Neste meu hobby de pegar em novos lançamentos e de partilhar o que acho sobre eles, é muito comum eu abandonar experiências sem muito para dizer. Umas vezes, isso acontece porque infelizmente os jogos não são propriamente bons e não tenho interesse em destrui-los mais, outras vezes, porque não respondem aos meus gostos e não é saudável jogá-los contra vontade, e há ainda aqueles casos em que o aborrecimento e o desinteresse falam mais alto. E LEGO Batman: Legacy of the Dark Knight esteve muito perto de entrar nesta última categoria.

É um desabafo inicial estranho, especialmente considerando que LEGO Batman: Legacy of the Dark Knight até é um bom jogo, bem recebido pelos fãs deste cruzamento de mundos e pela crítica especializada. E dado que nos primeiros momentos desta aventura de Batman, até senti que fez um bom trabalho para me convencer que havia ali algo de especial. Contudo, quando mais jogava e outras prioridades se colocavam na luta pelo meu tempo, a vontade de revisitar esta Gotham em formato LEGO foi diminuindo ao ponto de até me esquecer dele, aproximando-se perigosamente da prateleira do backlog de jogos por finalizar.

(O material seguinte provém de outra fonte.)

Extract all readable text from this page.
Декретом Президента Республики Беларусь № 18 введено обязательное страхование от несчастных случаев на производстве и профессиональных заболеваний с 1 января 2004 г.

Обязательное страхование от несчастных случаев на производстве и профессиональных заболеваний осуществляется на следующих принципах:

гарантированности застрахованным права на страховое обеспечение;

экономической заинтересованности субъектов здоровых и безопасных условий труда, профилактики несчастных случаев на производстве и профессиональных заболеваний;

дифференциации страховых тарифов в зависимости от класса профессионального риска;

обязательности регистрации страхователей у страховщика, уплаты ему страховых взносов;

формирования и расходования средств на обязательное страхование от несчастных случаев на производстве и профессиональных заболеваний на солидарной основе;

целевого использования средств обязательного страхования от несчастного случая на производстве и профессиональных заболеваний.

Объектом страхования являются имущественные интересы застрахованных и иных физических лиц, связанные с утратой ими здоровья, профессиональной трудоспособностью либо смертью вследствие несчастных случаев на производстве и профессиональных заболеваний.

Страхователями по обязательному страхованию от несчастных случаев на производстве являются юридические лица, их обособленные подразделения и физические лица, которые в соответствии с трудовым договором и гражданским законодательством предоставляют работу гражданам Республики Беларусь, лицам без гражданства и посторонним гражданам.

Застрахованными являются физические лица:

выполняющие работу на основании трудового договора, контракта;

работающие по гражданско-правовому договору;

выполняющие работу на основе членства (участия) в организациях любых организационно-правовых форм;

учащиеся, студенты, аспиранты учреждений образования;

À medida que ia jogando em sessões relativamente curtas questionava-me porquê. Porque é que um jogo que é efetivamente bom e que entrega tão bem a promessa da sua premissa – a revisitação do legado histórico de Batman ao longo de décadas de BDs, filmes, animações e jogos, traduzidas para a estética LEGO, com todos os elementos característicos da TT Games – não colou comigo. E eis que se fez luz quando percebi qual a fonte deste distanciamento: eu já joguei este jogo de alguma forma mais do que uma vez. Não se trata de um “já joguei isto” no sentido de parecer um remake ou um remaster, de parecer uma sequela espiritual ou um rip-off de algo. Trata-se sim de um sentimento de exaustão, de falta de novidade, ou de elementos interessantes que incentivem à exploração das várias dimensões do jogo. Um déjà vu de aborrecimento.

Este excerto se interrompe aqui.